Yes, there is a popular reverse gateway theory regarding heroin abuse—i.e., that high percentages of heroin users started by abusing prescription opioid drugs. But that is misleading and, indeed, looks at the problem from the wrong direction.
As Dr. Robert DuPont from the Institute for Behavior and Health has put it:
[W]hile 80% of heroin users used a prescription opioid before they first used heroin, the vast majority, over 96%, of people who have used a prescription opioid non-medically [i.e., illegally] have not transitioned to using heroin. Five years after the initial nonmedical use of a prescription opioid, only 3.6% ever used any heroin. Among prescription opiate users, the people most vulnerable to switching to heroin are those who are also abusers of other drugs including alcohol.
In other words, the vast majority of prescription opioid patients do not transition to the use of an illegal drug like heroin.
Other data bear this out, as well. For example, according to an important article in the January 2016 issue of The New England Journal of Medicine, it was found that “[A]lthough the majority of current heroin users report having used prescription opioids non-medically before they initiated heroin use, heroin use among people who use prescription opioids for non-medical reasons is rare, and the transition to heroin use appears to occur at a low rate.”
The numbers and factors detailed here are not meant to diminish or emphasize any serious or particular effort to address the variety of opioid issues contributing to the present crisis but, rather, to detail the full picture of the problem in sharp relief. Playing politics with this crisis will get us nowhere and waste a lot of time, energy, and resources. Public confusion about what is leading the epidemic and behind the majority of cases driving the crisis is another problem altogether, made worse by playing politics with it. It is time, past time, to get serious about this issue and take it on in a serious manner.

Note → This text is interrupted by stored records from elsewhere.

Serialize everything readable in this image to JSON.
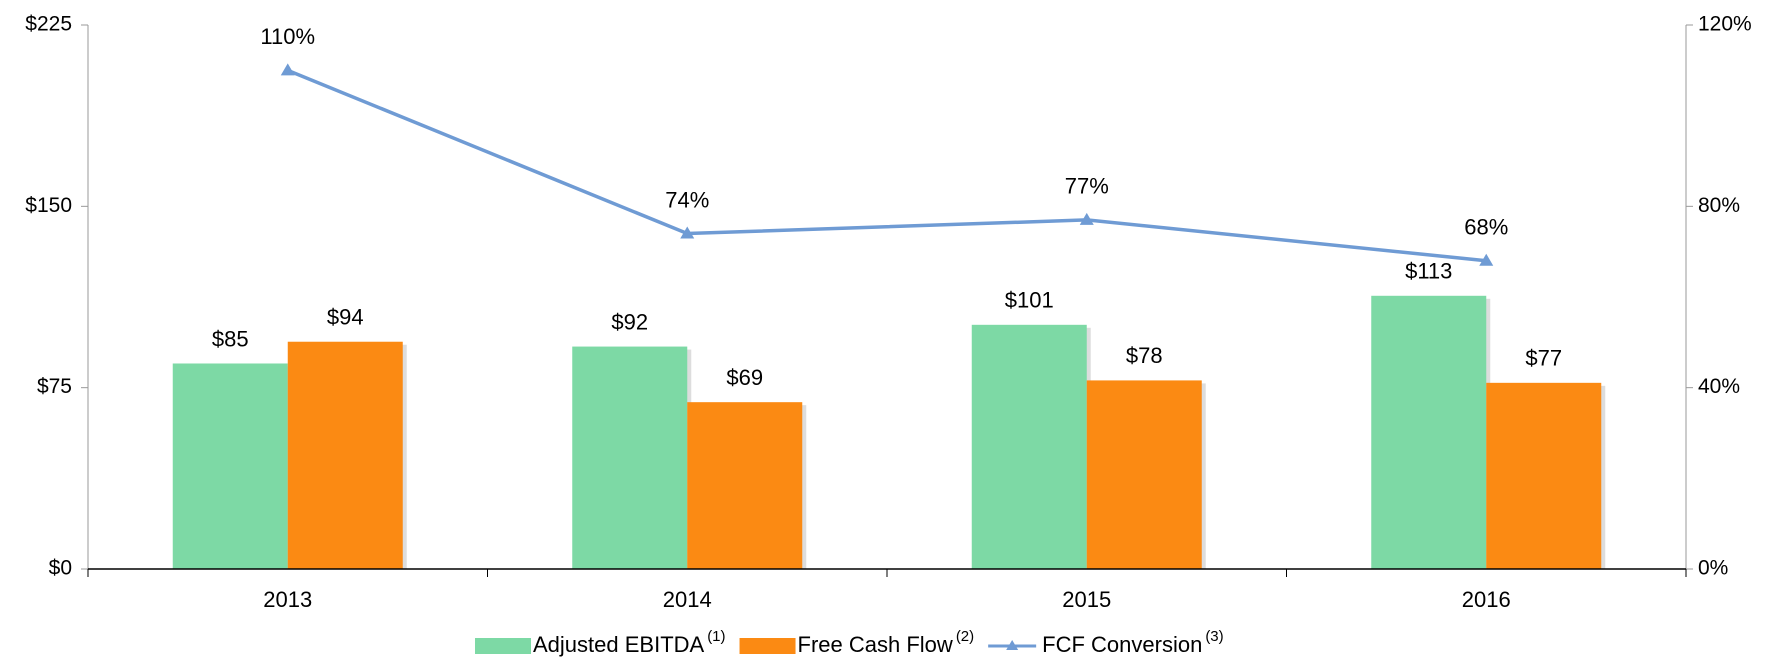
{
  "chart_data": {
    "type": "bar",
    "categories": [
      "2013",
      "2014",
      "2015",
      "2016"
    ],
    "series": [
      {
        "name": "Adjusted EBITDA",
        "footnote": "(1)",
        "type": "bar",
        "color": "#7dd9a5",
        "values": [
          85,
          92,
          101,
          113
        ],
        "value_labels": [
          "$85",
          "$92",
          "$101",
          "$113"
        ]
      },
      {
        "name": "Free Cash Flow",
        "footnote": "(2)",
        "type": "bar",
        "color": "#fb8a13",
        "values": [
          94,
          69,
          78,
          77
        ],
        "value_labels": [
          "$94",
          "$69",
          "$78",
          "$77"
        ]
      },
      {
        "name": "FCF Conversion",
        "footnote": "(3)",
        "type": "line",
        "axis": "y2",
        "color": "#6f9bd4",
        "values": [
          110,
          74,
          77,
          68
        ],
        "value_labels": [
          "110%",
          "74%",
          "77%",
          "68%"
        ]
      }
    ],
    "ylim": [
      0,
      225
    ],
    "yticks": [
      {
        "value": 0,
        "label": "$0"
      },
      {
        "value": 75,
        "label": "$75"
      },
      {
        "value": 150,
        "label": "$150"
      },
      {
        "value": 225,
        "label": "$225"
      }
    ],
    "y2lim": [
      0,
      120
    ],
    "y2ticks": [
      {
        "value": 0,
        "label": "0%"
      },
      {
        "value": 40,
        "label": "40%"
      },
      {
        "value": 80,
        "label": "80%"
      },
      {
        "value": 120,
        "label": "120%"
      }
    ],
    "legend": "bottom"
  }
}
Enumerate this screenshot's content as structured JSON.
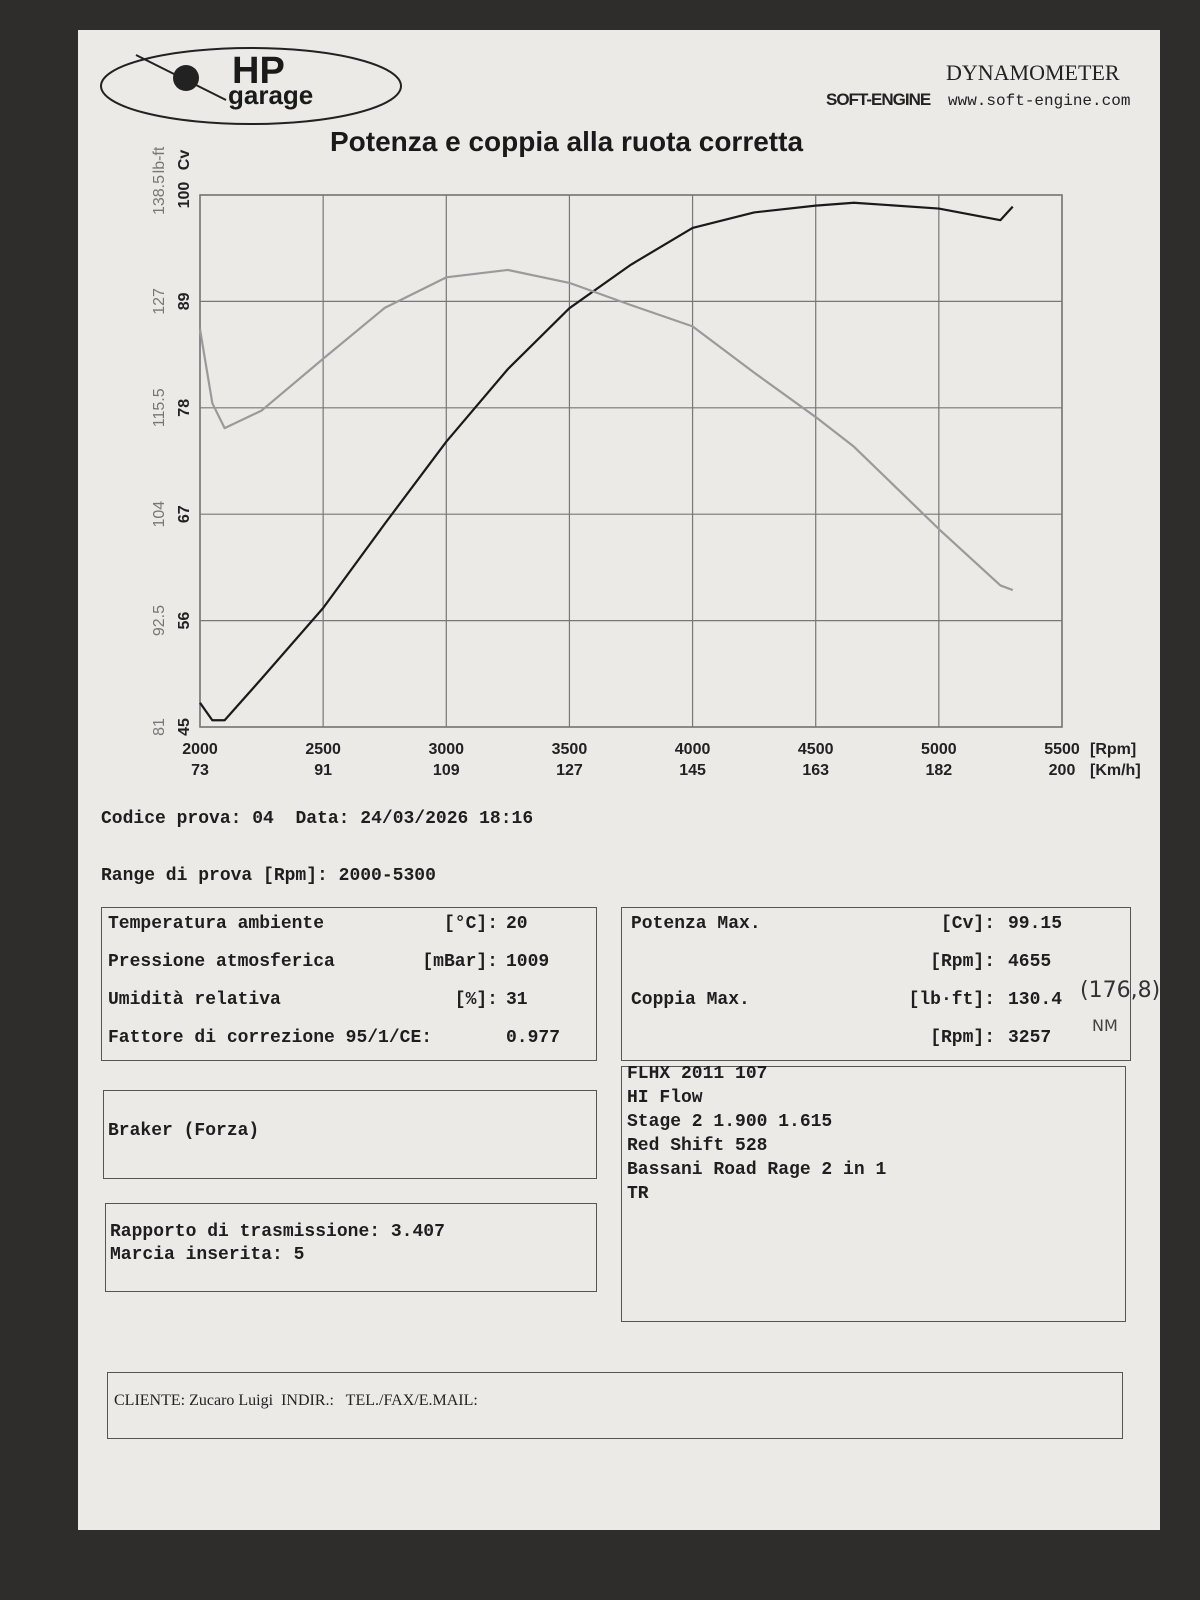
{
  "header": {
    "logo": "HP",
    "logo_sub": "garage",
    "brand": "SOFT-ENGINE",
    "brand_title": "DYNAMOMETER",
    "website": "www.soft-engine.com"
  },
  "chart_data": {
    "type": "line",
    "title": "Potenza e coppia alla ruota corretta",
    "x": [
      2000,
      2050,
      2100,
      2250,
      2500,
      2750,
      3000,
      3250,
      3500,
      3750,
      4000,
      4250,
      4500,
      4655,
      5000,
      5250,
      5300
    ],
    "series": [
      {
        "color": "#1a1a1a",
        "values": [
          47.5,
          45.7,
          45.7,
          50.0,
          57.3,
          66.0,
          74.5,
          82.0,
          88.3,
          92.8,
          96.6,
          98.2,
          98.9,
          99.2,
          98.6,
          97.4,
          98.8
        ]
      },
      {
        "color": "#9a9a9a",
        "axis": "y2",
        "values": [
          124.0,
          116.0,
          113.3,
          115.2,
          120.8,
          126.3,
          129.6,
          130.4,
          129.0,
          126.6,
          124.3,
          119.3,
          114.5,
          111.3,
          102.4,
          96.3,
          95.8
        ]
      }
    ],
    "xlim": [
      2000,
      5500
    ],
    "xticks": [
      2000,
      2500,
      3000,
      3500,
      4000,
      4500,
      5000,
      5500
    ],
    "x2_tick_labels": [
      73,
      91,
      109,
      127,
      145,
      163,
      182,
      200
    ],
    "x_label": "[Rpm]",
    "x2_label": "[Km/h]",
    "ylim": [
      45,
      100
    ],
    "yticks": [
      45,
      56,
      67,
      78,
      89,
      100
    ],
    "y_label": "Cv",
    "y2lim": [
      81,
      138.5
    ],
    "y2ticks": [
      81,
      92.5,
      104,
      115.5,
      127,
      138.5
    ],
    "y2_label": "lb-ft",
    "grid": true
  },
  "test": {
    "code_label": "Codice prova:",
    "code": "04",
    "date_label": "Data:",
    "date": "24/03/2026 18:16",
    "range_label": "Range di prova [Rpm]:",
    "range": "2000-5300"
  },
  "conditions": [
    {
      "label": "Temperatura ambiente",
      "unit": "[°C]:",
      "value": 20
    },
    {
      "label": "Pressione atmosferica",
      "unit": "[mBar]:",
      "value": 1009
    },
    {
      "label": "Umidità relativa",
      "unit": "[%]:",
      "value": 31
    },
    {
      "label": "Fattore di correzione 95/1/CE:",
      "value": 0.977
    }
  ],
  "results": [
    {
      "label": "Potenza Max.",
      "unit": "[Cv]:",
      "value": 99.15
    },
    {
      "unit": "[Rpm]:",
      "value": 4655
    },
    {
      "label": "Coppia Max.",
      "unit": "[lb·ft]:",
      "value": 130.4,
      "handwritten": "(176,8)",
      "handwritten_unit": "NM"
    },
    {
      "unit": "[Rpm]:",
      "value": 3257
    }
  ],
  "notes": [
    "FLHX 2011 107",
    "HI Flow",
    "Stage 2 1.900 1.615",
    "Red Shift 528",
    "Bassani Road Rage 2 in 1",
    "TR"
  ],
  "brake": "Braker (Forza)",
  "transmission": {
    "ratio_label": "Rapporto di trasmissione:",
    "ratio": 3.407,
    "gear_label": "Marcia inserita:",
    "gear": 5
  },
  "footer": {
    "client_label": "CLIENTE:",
    "client": "Zucaro Luigi",
    "address_label": "INDIR.:",
    "contact_label": "TEL./FAX/E.MAIL:"
  }
}
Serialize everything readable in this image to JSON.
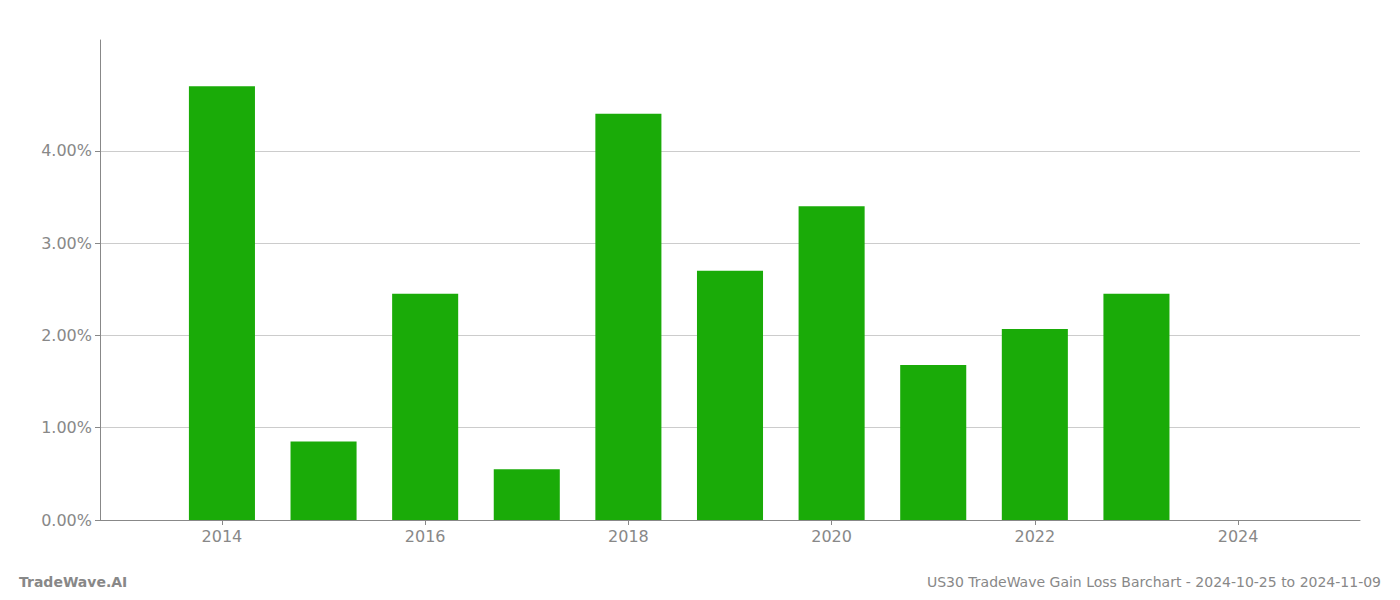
{
  "chart_data": {
    "type": "bar",
    "title": "US30 TradeWave Gain Loss Barchart - 2024-10-25 to 2024-11-09",
    "annotations": [
      "TradeWave.AI"
    ],
    "x": [
      2014,
      2015,
      2016,
      2017,
      2018,
      2019,
      2020,
      2021,
      2022,
      2023
    ],
    "values": [
      4.7,
      0.85,
      2.45,
      0.55,
      4.4,
      2.7,
      3.4,
      1.68,
      2.07,
      2.45
    ],
    "color": "#1aab08",
    "xlim": [
      2012.8,
      2025.2
    ],
    "xticks": [
      2014,
      2016,
      2018,
      2020,
      2022,
      2024
    ],
    "ylim": [
      0,
      5.2
    ],
    "yticks": [
      {
        "value": 0.0,
        "label": "0.00%"
      },
      {
        "value": 1.0,
        "label": "1.00%"
      },
      {
        "value": 2.0,
        "label": "2.00%"
      },
      {
        "value": 3.0,
        "label": "3.00%"
      },
      {
        "value": 4.0,
        "label": "4.00%"
      }
    ],
    "grid": true
  }
}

There are a great many efforts aimed at dealing with pill mills and irresponsible and rogue sales of prescription opioids. That is all to the good. But those efforts will not solve the problem or even get to the roots of the largest parts of it. A responsible and successful prevention campaign is needed and must be combined with serious drug education policies and messages along with a greater border and law enforcement effort. For concerned Americans, first and foremost, it is our duty to become educated about the issue.